You know that horrible sensation of blocked ears during air travel? It’s caused by changes in atmospheric pressure during take-off and landing. As a result, many people experience ear discomfort and pain. The problem is, it can ruin an entire flight, or worse: your trip. In fact, sometimes the ears remain blocked for several hours AFTER the flight… or even several days or even a week! To find out more, I spoke to my ENT specialist, Dr Mathey. And the good news: he recommended some easy solutions to rebalance middle ear pressure and quickly relieve ear pain on planes. Here are his 8 tips for unclogging your ears during or after a plane flight.

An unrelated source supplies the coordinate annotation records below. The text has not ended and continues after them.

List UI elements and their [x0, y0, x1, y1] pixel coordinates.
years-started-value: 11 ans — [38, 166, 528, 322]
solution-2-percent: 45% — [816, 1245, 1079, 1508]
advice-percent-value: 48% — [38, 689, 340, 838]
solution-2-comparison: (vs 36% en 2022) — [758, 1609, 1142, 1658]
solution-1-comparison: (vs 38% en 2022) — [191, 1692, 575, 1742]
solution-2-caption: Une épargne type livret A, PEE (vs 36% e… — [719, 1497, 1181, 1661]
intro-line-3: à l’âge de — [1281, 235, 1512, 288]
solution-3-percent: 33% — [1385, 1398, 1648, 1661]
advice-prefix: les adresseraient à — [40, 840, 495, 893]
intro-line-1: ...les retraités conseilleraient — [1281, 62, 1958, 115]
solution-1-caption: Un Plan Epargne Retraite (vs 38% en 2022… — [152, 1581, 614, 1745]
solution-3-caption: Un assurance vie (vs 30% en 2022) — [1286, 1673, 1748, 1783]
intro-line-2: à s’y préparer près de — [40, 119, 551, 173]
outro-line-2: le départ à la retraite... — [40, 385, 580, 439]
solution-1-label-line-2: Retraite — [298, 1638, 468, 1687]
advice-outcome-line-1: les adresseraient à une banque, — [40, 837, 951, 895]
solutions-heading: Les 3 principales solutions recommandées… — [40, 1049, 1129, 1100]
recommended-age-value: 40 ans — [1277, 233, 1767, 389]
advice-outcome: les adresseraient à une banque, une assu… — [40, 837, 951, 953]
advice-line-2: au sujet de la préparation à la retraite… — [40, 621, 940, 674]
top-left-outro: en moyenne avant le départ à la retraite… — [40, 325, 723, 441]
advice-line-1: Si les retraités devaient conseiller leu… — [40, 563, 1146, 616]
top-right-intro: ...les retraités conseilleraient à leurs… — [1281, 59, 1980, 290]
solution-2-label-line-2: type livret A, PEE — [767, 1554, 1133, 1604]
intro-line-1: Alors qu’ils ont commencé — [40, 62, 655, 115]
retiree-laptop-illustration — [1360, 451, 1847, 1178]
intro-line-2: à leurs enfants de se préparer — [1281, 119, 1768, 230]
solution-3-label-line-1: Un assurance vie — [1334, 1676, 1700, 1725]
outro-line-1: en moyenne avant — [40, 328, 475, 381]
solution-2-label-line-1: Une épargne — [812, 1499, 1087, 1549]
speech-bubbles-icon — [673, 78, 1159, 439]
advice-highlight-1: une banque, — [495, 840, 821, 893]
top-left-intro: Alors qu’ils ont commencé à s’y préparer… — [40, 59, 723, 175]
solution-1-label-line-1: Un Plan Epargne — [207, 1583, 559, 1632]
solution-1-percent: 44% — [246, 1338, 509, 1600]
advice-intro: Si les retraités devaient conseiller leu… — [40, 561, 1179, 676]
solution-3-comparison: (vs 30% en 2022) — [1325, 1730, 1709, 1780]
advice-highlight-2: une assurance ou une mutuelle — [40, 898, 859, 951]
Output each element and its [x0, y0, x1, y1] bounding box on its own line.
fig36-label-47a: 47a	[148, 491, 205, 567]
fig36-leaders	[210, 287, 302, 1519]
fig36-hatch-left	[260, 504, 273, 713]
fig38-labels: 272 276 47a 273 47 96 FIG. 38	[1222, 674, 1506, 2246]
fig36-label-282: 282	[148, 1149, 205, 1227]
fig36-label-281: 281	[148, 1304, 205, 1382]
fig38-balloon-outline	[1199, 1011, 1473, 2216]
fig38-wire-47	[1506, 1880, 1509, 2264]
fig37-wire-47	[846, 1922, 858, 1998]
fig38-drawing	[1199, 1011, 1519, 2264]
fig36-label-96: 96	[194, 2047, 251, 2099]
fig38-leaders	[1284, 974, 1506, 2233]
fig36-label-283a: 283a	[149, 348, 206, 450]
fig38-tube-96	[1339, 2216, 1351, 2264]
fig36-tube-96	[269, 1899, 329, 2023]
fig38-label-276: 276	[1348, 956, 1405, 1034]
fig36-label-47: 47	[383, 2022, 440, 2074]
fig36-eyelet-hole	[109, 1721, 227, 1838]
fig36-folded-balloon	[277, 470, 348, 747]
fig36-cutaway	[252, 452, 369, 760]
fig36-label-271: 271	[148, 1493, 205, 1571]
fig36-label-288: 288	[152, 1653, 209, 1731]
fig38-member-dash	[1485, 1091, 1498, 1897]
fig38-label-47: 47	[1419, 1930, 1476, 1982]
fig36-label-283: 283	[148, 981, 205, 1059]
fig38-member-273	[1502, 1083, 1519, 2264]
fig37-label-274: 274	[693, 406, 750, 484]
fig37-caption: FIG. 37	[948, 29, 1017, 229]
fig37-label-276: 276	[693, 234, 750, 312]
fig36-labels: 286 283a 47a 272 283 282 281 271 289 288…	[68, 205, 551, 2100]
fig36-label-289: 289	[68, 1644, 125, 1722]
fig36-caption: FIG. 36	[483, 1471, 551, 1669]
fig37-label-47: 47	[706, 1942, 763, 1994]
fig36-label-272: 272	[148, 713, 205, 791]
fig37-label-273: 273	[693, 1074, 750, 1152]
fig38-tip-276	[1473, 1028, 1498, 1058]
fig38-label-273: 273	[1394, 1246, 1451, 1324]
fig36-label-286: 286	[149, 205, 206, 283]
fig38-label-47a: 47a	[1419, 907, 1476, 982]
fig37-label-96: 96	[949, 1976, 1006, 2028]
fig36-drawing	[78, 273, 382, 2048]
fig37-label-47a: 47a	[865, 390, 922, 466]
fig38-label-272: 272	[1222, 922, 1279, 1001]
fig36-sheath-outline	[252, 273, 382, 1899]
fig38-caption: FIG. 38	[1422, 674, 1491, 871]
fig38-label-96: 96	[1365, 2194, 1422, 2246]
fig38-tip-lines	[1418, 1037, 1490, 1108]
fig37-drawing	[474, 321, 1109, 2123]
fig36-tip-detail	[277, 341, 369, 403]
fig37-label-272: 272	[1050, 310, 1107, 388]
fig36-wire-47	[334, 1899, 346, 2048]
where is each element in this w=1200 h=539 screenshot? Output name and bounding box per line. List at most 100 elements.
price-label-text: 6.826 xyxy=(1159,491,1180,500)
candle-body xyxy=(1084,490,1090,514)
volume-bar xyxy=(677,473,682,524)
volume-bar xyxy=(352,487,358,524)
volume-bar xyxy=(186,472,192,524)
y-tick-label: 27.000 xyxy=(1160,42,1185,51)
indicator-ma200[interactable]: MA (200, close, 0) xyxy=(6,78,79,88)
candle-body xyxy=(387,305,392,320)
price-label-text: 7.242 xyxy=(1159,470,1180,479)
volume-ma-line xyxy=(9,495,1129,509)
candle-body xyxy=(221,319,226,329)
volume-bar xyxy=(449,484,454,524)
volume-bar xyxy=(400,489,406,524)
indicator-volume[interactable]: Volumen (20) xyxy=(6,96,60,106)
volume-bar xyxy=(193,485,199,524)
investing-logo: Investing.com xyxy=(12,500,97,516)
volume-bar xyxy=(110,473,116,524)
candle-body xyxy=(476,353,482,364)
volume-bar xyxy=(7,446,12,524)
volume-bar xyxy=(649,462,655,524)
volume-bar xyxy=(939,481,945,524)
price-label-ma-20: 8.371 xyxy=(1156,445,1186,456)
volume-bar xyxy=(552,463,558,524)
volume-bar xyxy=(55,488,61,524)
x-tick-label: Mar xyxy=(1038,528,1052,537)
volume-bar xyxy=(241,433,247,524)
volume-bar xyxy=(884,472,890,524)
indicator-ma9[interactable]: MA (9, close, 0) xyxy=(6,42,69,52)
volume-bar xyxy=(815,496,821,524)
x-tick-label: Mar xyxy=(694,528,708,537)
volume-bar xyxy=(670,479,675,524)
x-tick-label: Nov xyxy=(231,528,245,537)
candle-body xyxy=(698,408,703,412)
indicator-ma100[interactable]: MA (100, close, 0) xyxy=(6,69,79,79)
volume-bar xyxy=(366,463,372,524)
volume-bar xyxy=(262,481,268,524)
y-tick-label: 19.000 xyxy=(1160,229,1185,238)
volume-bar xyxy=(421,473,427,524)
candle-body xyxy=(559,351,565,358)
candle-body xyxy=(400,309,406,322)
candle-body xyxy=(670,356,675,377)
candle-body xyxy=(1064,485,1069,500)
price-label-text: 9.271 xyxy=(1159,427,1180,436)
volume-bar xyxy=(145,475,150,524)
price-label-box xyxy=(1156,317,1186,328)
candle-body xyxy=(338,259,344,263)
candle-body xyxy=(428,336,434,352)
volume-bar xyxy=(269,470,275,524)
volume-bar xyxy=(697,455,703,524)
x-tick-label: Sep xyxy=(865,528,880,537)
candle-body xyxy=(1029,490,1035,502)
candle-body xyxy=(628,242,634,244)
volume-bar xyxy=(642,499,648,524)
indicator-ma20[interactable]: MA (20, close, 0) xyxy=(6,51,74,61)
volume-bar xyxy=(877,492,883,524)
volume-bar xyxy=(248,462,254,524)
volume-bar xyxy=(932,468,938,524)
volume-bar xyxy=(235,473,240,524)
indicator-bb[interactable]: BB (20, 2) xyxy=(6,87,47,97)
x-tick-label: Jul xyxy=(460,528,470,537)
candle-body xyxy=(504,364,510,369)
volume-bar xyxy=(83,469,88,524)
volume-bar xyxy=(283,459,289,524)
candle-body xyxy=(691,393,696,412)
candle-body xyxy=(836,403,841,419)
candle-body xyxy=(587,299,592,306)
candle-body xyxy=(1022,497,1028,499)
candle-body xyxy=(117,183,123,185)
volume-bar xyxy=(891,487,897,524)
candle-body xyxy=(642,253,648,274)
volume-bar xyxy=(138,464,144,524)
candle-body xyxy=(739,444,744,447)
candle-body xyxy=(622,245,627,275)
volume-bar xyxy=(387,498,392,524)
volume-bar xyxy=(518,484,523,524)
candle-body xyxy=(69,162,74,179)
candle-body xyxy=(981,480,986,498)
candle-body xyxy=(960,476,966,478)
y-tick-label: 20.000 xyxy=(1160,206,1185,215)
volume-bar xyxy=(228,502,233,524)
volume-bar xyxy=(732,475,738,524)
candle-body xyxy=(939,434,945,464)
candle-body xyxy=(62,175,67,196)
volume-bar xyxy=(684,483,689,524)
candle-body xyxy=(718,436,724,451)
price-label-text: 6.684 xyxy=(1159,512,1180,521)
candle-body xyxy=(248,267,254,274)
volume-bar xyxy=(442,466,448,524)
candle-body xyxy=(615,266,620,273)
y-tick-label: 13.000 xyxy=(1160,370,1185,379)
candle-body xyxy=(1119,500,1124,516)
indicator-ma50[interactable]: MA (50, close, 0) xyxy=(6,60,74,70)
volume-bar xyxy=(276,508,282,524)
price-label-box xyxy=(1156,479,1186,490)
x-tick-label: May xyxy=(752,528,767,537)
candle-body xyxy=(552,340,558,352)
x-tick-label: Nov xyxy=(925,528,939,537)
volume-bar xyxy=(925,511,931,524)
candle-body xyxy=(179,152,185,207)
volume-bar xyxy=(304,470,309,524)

  1. Pinch your nose with your thumb and forefinger

Keep your mouth closed. Blow gently through your nose, as if you were blowing your nose. Note: exhale gently and without force, to avoid damaging the eardrum. A little background information: The Valsalva maneuver is a technique used in scuba diving to equalize ear pressure. In effect, this simple gesture forces the opening of the Eustachian tube, which ventilates the middle ear. As a result, air passes into the middle ear, rebalancing pressure. This is what happens naturally when you yawn or swallow food, drink or saliva.

  1. Toynbee maneuver

The Toynbee maneuver is another technique used in scuba diving to relieve the sensation of a blocked ear. Like the Valsalva maneuver, it rebalances air pressure between the outer and middle ear. The difference? When you pinch your nose, take a few sips of water at the same time. By swallowing liquid, the throat muscles create a pressure drop, forcing the Eustachian tubes to open.

  1. Stay awake during take-off and landing

Do you tend to fall asleep as soon as you get on the plane? Then you should know that this increases the risk of earache. There’s no need to force yourself to stay awake for the duration of the flight. It’s all about not falling asleep during take-off and landing.

  1. Chew gum

It’s a classic known to all frequent flyers: chewing gum. When you chew gum or suck on candy, you’re using your chewing muscles. On top of this, you swallow small quantities of saliva. This is often enough to open the Eustachian tubes and re-equilibrate ear pressure. Good to know: Chewing gum alone may not be enough to prevent severe ear pain when flying. In such cases, Dr Mathey recommends chewing gum.

  1. Yawning and swallowing saliva

Another simple and effective way to rebalance ear pressure: during take-off and landing, yawn. And immediately afterwards, swallow your saliva several times in a row. If you can’t produce saliva, drink a liquid or swallow food in small quantities. In fact, the principle is exactly the same as when you chew gum. Yawning and swallowing activate the chewing muscles, forcing the Eustachian tubes to open.

  1. Choose the right plane!

Dr. Mathey revealed something very surprising to me: Aircraft made of composite materials like the Boeing 787 and Airbus A350 have higher humidity levels than those made of traditional materials (aluminum). And as a result, they have lower cabin air pressure. So, if you have the choice of aircraft for your next air trip: opt for an Airbus A350 or a Boeing 787. Thanks to their lower cabin pressure, these are the best options for preventing ear pain.

  1. Use earplugs

Dr Mathey also explained to me that there are hearing protectors to relieve ear pain when flying. These are earplugs specifically designed to gradually regulate the air pressure between the outside and the eardrum. These earplugs act as a filter, allowing the eardrum to gradually adapt to the pressure of altitude changes. You can easily find them in pharmacies, airport stores or on the Internet. But be careful… Even if you wear hearing protection during your plane trip: Don’t forget to yawn and swallow during take-off and landing!

  1. Use a nasal decongestant

Special case: you have to fly, but you’re suffering from a cold, allergies or a respiratory infection. If you have such a problem, Dr Mathey advises you to avoid flying. And if it’s not possible for you to postpone your trip? Then use a nasal decongestant before and during the flight to unblock the Eustachian tubes. Experts recommend using a phenylephrine-based decongestant 30 to 60 min before the plane takes off and lands.